The preliminary September results from the University of Michigan Surveys of Consumers show overall consumer sentiment rose slightly in early September following a steep plunge in August. The August plunge was largely a result of growing fears of the recent surge in Covid while September remained weak mostly due to fears of rising prices.
Overall consumer sentiment increased to 71.0 in early September, up from 70.3 in August (see top of first chart), a 1.0 percent gain. From a year ago, the index is down 11.7 percent.
The current-economic-conditions index fell to 77.1 from 78.5 in August (see middle of first chart). That is a 1.8 percent decline and leaves the index with a 12.2 percent decrease from September 2020.
The second sub-index — that of consumer expectations, one of the AIER leading indicators — regained 2.0 points or 3.1 percent for the month, rising to 67.1 (see bottom of first chart).
According to the report, “The steep August falloff in consumer sentiment ended in early September, but the small gain still meant that consumers expected the least favorable economic prospects in more than a decade.” The report goes on to add, “Just two components posted additional declines: buying attitudes for household durables fell again in early September to a low reached only once before in 1980, and long term economic prospects fell to a decade low. The decline in assessments of buying conditions for homes, vehicles, and household durables left all three near all-time record lows, with the declines due to spontaneous references to high prices.”
With regard to the economic outlook, the report adds, “Emotions have long been known to speed responses, the so-called fight or flight response, which was the adaptive function they performed in early August. Many other sources of economic data have since shifted in the same direction, and point toward slower growth in consumer expenditures and purchases of housing to the end of 2021.”
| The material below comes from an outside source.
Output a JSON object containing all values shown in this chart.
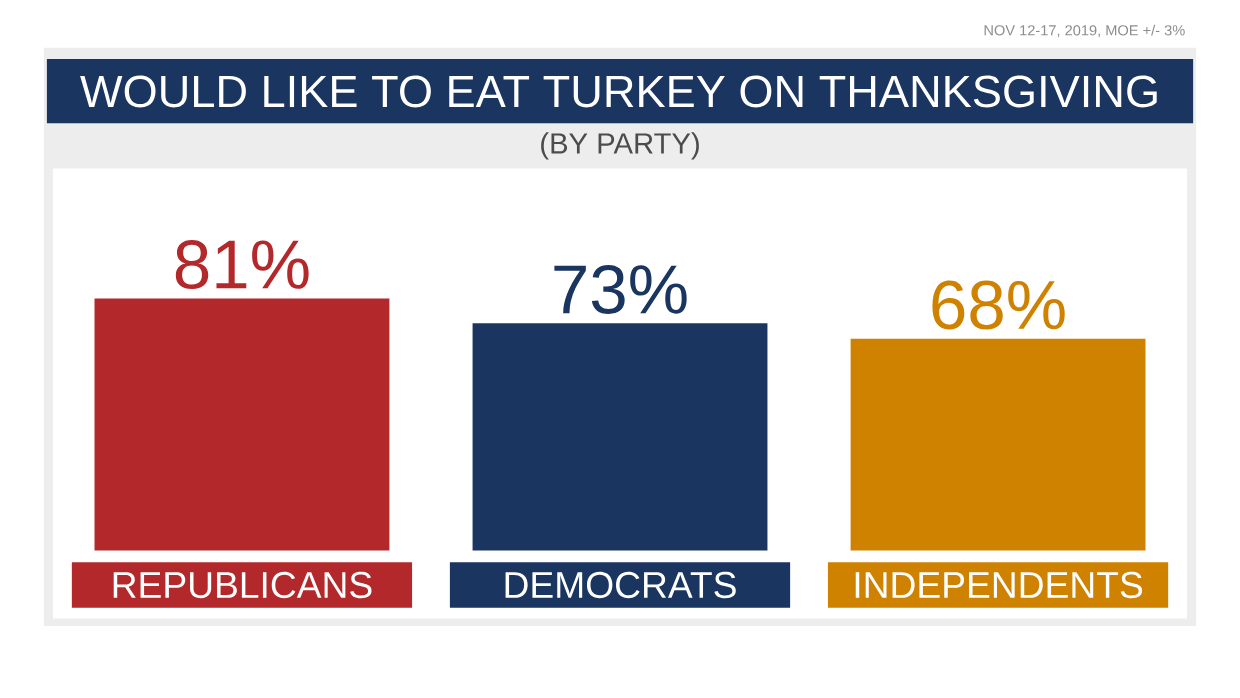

The weaker readings in consumer sentiment in recent months reflect the one-two punch of the sharp rise in new Covid cases and the sticker shock of higher consumer prices. The surge in new Covid cases may be easing already though the numbers are elevated and fallout including deaths and overflowing hospitals will take longer to fade. Longer still will be the higher prices for many consumer goods as shortages on materials, a tight labor market, and logistical issues prevent supply from meeting demand. Price pressures will ease as production returns to normal, but the process may take an extended period.